Comparative ngram analysis of whole-genome sequences
A current barrier for successful rational drug design is the lack of understanding of the structure space provided by the proteins in a cell that is determined by their sequence space. The protein sequences capable of folding to functional three-dimensional shapes of the proteins are clearly different for different organisms, since sequences obtained from human proteins often fail to form correct three-dimensional structures in bacterial organisms. In analogy to the question "What kind of things do people say?" we therefore need to ask the question "What kind of amino acid sequences occur in the proteins of an organism?" An understanding of the sequence space occupied by proteins in different organisms would have important applications for "translation" of proteins from the language of one organism into that of another and design of drugs that target sequences that might be unique or preferred by pathogenic organisms over those in human hosts.
Here we describe the development of a biological language modeling toolkit (BLMT) for genome-wide statistical amino acid n-gram analysis and comparison across organisms (freely accessible at www.cs.cmu.edu/~blmt).

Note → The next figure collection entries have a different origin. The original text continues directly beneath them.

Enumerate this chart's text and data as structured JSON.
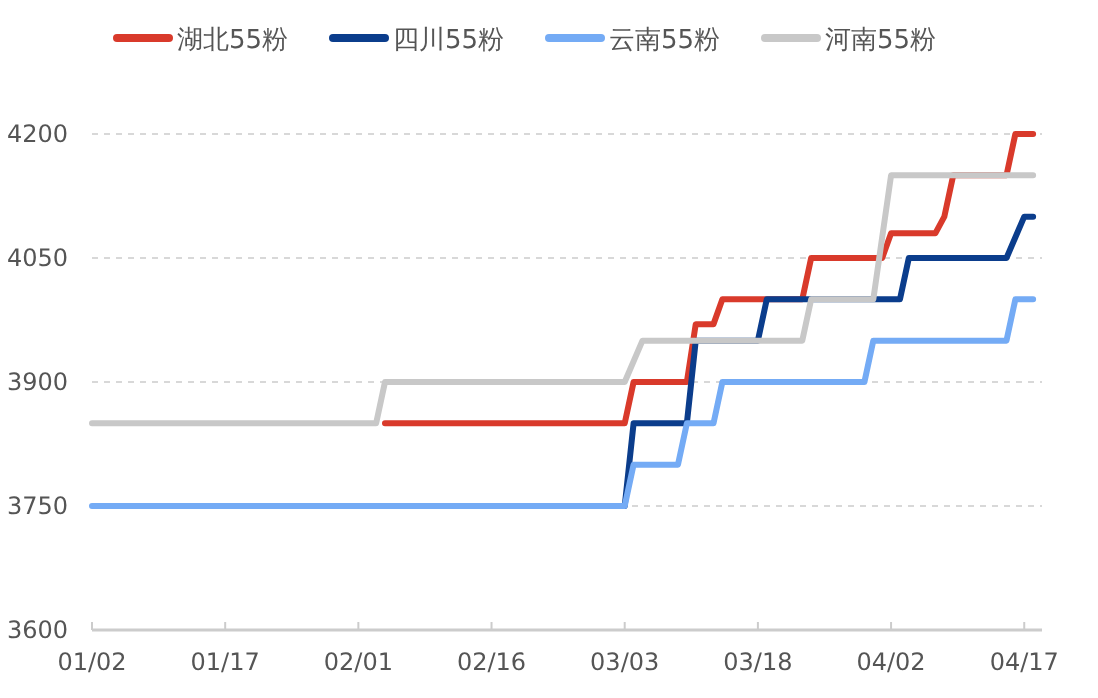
{
  "chart_data": {
    "type": "line",
    "legend": "top",
    "grid": "y",
    "marker": "none",
    "line_style": "solid",
    "xlim": [
      "--01-02",
      "--04-19"
    ],
    "xticks": [
      {
        "value": "--01-02",
        "label": "01/02"
      },
      {
        "value": "--01-17",
        "label": "01/17"
      },
      {
        "value": "--02-01",
        "label": "02/01"
      },
      {
        "value": "--02-16",
        "label": "02/16"
      },
      {
        "value": "--03-03",
        "label": "03/03"
      },
      {
        "value": "--03-18",
        "label": "03/18"
      },
      {
        "value": "--04-02",
        "label": "04/02"
      },
      {
        "value": "--04-17",
        "label": "04/17"
      }
    ],
    "ylim": [
      3600,
      4200
    ],
    "yticks": [
      3600,
      3750,
      3900,
      4050,
      4200
    ],
    "series": [
      {
        "name": "湖北55粉",
        "color": "#d93a2b",
        "x": [
          "--02-04",
          "--03-03",
          "--03-04",
          "--03-10",
          "--03-11",
          "--03-13",
          "--03-14",
          "--03-23",
          "--03-24",
          "--04-01",
          "--04-02",
          "--04-07",
          "--04-08",
          "--04-09",
          "--04-15",
          "--04-16",
          "--04-18"
        ],
        "values": [
          3850,
          3850,
          3900,
          3900,
          3970,
          3970,
          4000,
          4000,
          4050,
          4050,
          4080,
          4080,
          4100,
          4150,
          4150,
          4200,
          4200
        ]
      },
      {
        "name": "四川55粉",
        "color": "#0b3d8c",
        "x": [
          "--03-03",
          "--03-04",
          "--03-10",
          "--03-11",
          "--03-18",
          "--03-19",
          "--04-03",
          "--04-04",
          "--04-15",
          "--04-17",
          "--04-18"
        ],
        "values": [
          3750,
          3850,
          3850,
          3950,
          3950,
          4000,
          4000,
          4050,
          4050,
          4100,
          4100
        ]
      },
      {
        "name": "云南55粉",
        "color": "#74abf5",
        "x": [
          "--01-02",
          "--03-03",
          "--03-04",
          "--03-09",
          "--03-10",
          "--03-13",
          "--03-14",
          "--03-30",
          "--03-31",
          "--04-15",
          "--04-16",
          "--04-18"
        ],
        "values": [
          3750,
          3750,
          3800,
          3800,
          3850,
          3850,
          3900,
          3900,
          3950,
          3950,
          4000,
          4000
        ]
      },
      {
        "name": "河南55粉",
        "color": "#c8c8c8",
        "x": [
          "--01-02",
          "--02-03",
          "--02-04",
          "--03-03",
          "--03-05",
          "--03-23",
          "--03-24",
          "--03-31",
          "--04-02",
          "--04-18"
        ],
        "values": [
          3850,
          3850,
          3900,
          3900,
          3950,
          3950,
          4000,
          4000,
          4150,
          4150
        ]
      }
    ]
  }
}
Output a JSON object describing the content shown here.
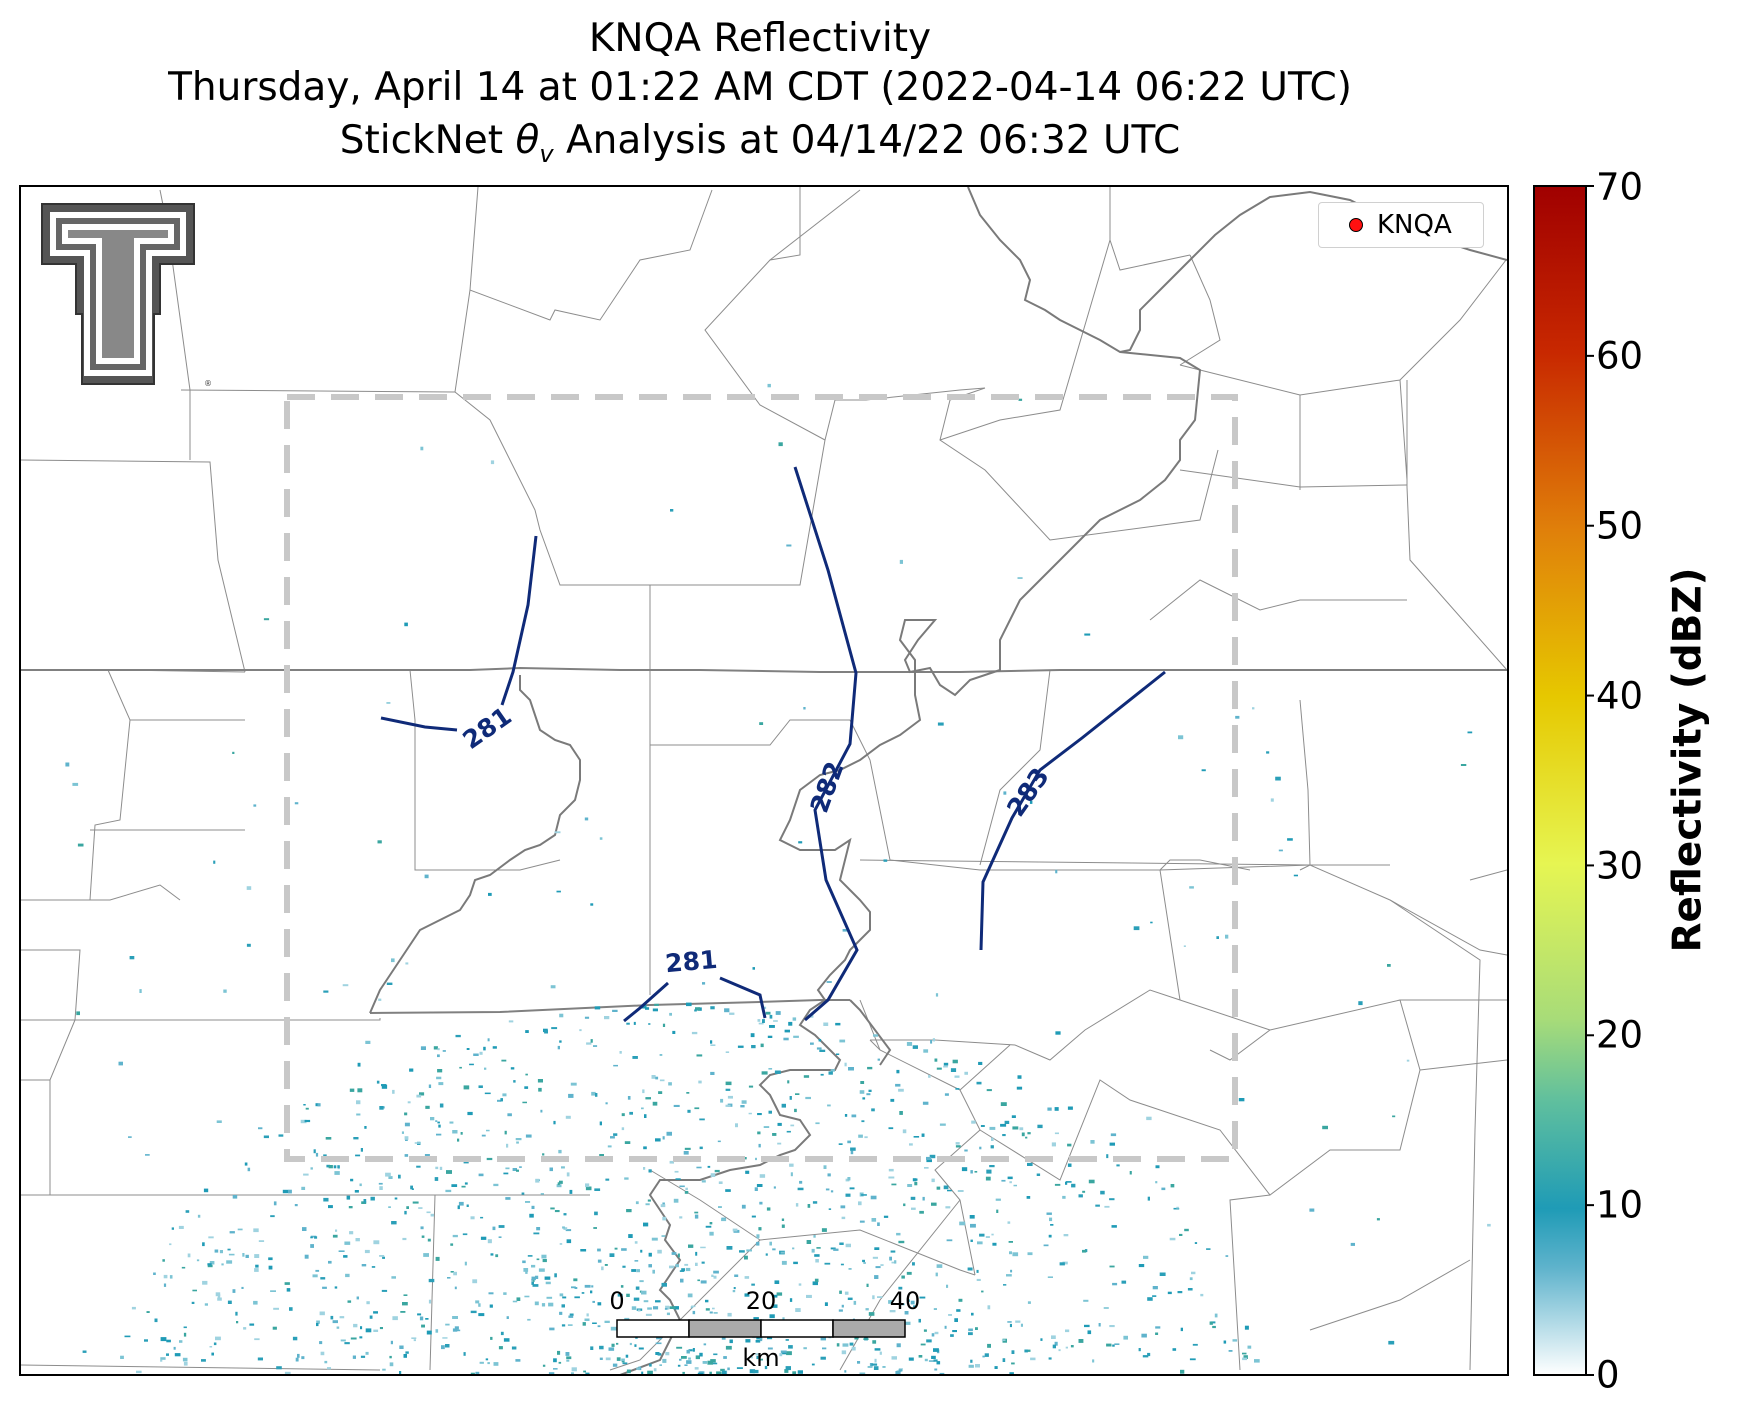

Its functions were applied to 44 different bacterial, archaeal and the human genome. Amino acid n-gram distribution was found to be characteristic of organisms, as evidenced by (1) the ability of simple Markovian unigram models to distinguish organisms, (2) the marked variation in n-gram distributions across organisms above random variation, and (3) identification of organism-specific phrases in protein sequences that are greater than an order of magnitude standard deviations away from the mean. These lines of evidence suggest that different organisms utilize different "vocabularies" and "phrases", an observation that may provide novel approaches to drug development by specifically targeting these phrases. The results suggest that further detailed analysis of n-gram statistics of protein sequences from whole genomes will likely - in analogy to word n-gram analysis - result in powerful models for prediction, topic classification and information extraction of biological sequences.